È l’ora di fare un salto?

di Andrea Mallamo

Anna Gervasoni, docente di Economia e Gestione delle Imprese all’Università Carlo Cattaneo di Castellanza e direttore di Aifi (Associazione italiana del private equity, venture capital e private debt) analizza le novità imposte dalla crisi e alcune possibili prospettive

di Anna Gervasoni

L’emergenza sanitaria ha portato moltissime imprese a forti tensioni finanziarie, soprattutto in alcuni settori come quello della ristorazione, del turismo, dei trasporti, ed è stata affrontata con misure governative che si auspica siano di immediata efficacia. Nel ripartire si impone una riflessione strategica, guidata dai profondi cambiamenti che questa crisi di enorme portata mondiale ha imposto e in alcuni casi accelerato. 
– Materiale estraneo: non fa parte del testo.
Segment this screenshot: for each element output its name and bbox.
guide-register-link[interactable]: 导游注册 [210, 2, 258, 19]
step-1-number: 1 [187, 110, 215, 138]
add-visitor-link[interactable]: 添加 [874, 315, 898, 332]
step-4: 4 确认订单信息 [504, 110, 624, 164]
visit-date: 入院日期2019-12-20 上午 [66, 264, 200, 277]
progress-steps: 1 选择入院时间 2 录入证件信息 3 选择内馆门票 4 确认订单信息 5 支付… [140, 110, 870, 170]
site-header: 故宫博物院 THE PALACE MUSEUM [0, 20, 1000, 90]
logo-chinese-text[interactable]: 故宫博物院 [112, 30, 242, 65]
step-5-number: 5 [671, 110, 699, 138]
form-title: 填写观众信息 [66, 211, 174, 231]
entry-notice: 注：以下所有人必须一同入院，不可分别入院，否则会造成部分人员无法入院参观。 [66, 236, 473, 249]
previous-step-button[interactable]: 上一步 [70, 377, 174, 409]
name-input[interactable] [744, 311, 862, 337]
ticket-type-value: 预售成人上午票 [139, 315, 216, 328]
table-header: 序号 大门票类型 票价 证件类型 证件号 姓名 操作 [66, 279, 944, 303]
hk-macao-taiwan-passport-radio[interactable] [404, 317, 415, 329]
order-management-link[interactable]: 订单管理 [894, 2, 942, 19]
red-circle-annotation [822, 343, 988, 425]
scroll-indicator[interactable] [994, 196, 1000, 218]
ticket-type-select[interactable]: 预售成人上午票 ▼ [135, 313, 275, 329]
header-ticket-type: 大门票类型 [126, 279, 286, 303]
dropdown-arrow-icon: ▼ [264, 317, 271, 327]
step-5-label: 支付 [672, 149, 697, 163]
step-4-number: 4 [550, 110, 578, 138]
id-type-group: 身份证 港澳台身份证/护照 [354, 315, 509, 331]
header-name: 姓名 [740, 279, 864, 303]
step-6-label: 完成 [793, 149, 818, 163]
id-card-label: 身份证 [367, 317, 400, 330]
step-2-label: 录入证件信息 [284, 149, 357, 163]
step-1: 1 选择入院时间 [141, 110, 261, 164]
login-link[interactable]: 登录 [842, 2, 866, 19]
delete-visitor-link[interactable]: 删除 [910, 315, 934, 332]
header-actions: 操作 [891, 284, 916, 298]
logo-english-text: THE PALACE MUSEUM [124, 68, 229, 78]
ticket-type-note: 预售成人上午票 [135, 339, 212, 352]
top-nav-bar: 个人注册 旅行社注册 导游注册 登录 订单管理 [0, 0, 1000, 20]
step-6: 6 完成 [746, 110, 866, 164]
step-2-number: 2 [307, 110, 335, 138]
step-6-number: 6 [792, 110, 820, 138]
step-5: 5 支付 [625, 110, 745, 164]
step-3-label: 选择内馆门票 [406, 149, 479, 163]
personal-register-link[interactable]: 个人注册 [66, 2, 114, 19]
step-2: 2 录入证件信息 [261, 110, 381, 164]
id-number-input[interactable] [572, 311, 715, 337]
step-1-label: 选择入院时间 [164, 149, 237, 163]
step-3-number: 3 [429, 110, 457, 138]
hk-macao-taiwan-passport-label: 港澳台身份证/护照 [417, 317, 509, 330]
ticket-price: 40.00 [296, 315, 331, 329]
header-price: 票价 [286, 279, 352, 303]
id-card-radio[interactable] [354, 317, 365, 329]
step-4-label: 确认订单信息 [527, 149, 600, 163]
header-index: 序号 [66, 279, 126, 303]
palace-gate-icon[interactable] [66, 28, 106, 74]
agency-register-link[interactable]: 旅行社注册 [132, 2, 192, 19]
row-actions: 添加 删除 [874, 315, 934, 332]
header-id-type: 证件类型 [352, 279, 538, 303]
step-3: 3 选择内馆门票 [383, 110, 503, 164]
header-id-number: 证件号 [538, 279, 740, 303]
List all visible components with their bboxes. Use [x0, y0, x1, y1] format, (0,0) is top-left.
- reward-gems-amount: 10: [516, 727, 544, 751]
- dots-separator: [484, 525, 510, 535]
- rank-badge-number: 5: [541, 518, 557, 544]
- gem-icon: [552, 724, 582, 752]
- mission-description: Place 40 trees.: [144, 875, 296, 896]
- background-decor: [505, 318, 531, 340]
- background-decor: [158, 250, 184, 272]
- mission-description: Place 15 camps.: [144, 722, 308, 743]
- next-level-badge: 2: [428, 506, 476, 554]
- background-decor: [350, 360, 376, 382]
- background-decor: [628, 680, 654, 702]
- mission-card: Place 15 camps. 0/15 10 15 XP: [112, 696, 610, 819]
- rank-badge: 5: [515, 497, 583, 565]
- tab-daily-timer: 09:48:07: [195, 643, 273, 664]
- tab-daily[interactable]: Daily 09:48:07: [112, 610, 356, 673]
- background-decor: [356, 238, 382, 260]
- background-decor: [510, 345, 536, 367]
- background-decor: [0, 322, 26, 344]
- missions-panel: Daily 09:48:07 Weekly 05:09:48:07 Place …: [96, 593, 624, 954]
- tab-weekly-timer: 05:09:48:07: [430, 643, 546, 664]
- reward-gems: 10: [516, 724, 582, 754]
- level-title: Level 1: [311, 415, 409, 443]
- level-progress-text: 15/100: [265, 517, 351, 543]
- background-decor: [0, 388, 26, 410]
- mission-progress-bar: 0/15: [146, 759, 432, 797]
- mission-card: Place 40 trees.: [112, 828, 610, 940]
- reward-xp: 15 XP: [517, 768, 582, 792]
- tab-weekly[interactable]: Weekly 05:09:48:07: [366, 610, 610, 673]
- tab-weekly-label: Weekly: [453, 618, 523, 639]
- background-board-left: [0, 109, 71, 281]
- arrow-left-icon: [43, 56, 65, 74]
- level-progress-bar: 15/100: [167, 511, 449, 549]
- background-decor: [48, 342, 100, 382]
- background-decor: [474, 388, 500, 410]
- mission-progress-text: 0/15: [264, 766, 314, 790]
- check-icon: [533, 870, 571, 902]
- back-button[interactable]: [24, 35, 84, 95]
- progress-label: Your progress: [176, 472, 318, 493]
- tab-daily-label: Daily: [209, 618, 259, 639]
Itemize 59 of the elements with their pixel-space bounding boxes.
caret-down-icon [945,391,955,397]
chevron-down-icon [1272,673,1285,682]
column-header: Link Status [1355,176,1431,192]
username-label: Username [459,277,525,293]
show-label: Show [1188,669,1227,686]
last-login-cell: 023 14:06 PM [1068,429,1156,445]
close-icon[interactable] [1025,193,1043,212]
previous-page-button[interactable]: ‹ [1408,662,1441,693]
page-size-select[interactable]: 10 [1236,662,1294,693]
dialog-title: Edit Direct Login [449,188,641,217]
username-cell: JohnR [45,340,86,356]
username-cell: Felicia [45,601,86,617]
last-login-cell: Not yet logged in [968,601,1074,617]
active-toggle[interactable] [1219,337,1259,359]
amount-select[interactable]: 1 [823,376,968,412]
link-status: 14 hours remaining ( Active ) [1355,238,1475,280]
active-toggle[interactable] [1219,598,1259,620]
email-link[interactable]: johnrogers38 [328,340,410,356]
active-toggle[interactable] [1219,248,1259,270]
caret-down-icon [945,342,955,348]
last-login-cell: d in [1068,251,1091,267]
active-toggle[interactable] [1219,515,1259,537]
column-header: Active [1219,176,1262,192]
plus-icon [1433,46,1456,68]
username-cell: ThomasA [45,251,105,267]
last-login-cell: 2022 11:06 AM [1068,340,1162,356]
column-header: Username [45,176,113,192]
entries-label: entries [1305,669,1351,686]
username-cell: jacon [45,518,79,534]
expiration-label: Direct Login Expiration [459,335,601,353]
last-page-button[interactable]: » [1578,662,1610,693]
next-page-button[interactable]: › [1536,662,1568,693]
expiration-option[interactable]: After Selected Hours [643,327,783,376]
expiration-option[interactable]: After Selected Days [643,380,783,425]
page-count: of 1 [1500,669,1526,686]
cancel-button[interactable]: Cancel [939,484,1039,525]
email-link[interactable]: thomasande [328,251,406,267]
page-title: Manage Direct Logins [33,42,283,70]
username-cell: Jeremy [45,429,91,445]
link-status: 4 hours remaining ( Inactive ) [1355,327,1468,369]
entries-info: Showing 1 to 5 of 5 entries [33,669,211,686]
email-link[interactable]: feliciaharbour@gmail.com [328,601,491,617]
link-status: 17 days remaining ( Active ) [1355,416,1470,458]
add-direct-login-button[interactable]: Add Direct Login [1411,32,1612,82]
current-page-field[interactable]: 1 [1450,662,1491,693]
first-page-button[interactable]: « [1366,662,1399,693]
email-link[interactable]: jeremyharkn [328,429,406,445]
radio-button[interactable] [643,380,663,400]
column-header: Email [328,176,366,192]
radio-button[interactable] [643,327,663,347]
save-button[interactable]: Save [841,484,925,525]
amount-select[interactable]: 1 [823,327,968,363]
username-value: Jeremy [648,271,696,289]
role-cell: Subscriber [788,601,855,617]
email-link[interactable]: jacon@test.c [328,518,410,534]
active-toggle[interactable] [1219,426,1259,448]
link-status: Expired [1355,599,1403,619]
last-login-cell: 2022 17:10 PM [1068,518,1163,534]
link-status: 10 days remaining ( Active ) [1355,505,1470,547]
Una riflessione strategica

Cogliere questo momento come una possibilità per rivedere il proprio futuro imprenditoriale, ritarare la direzione degli investimenti, adeguare la propria struttura interna e i propri processi, potrebbe portare l’azienda a fare un salto, anche dimensionale, accompagnandola fuori dalla crisi con un livello di maggiore solidità e preparazione anche negli aspetti che forse in passato sono stati un po’ messi da parte. 

Sicuramente grande attenzione va posta sull’innovazione tecnologica, a partire dalla digitalizzazione, che è diventata elemento imprescindibile in tutte le attività. Ma anche sulla variabile organizzativa, sulle risorse umane, sul ripensamento dei luoghi di attività e delle modalità di lavoro. Alcune sperimentazioni nate dall’emergenza possono diventare prassi utili. 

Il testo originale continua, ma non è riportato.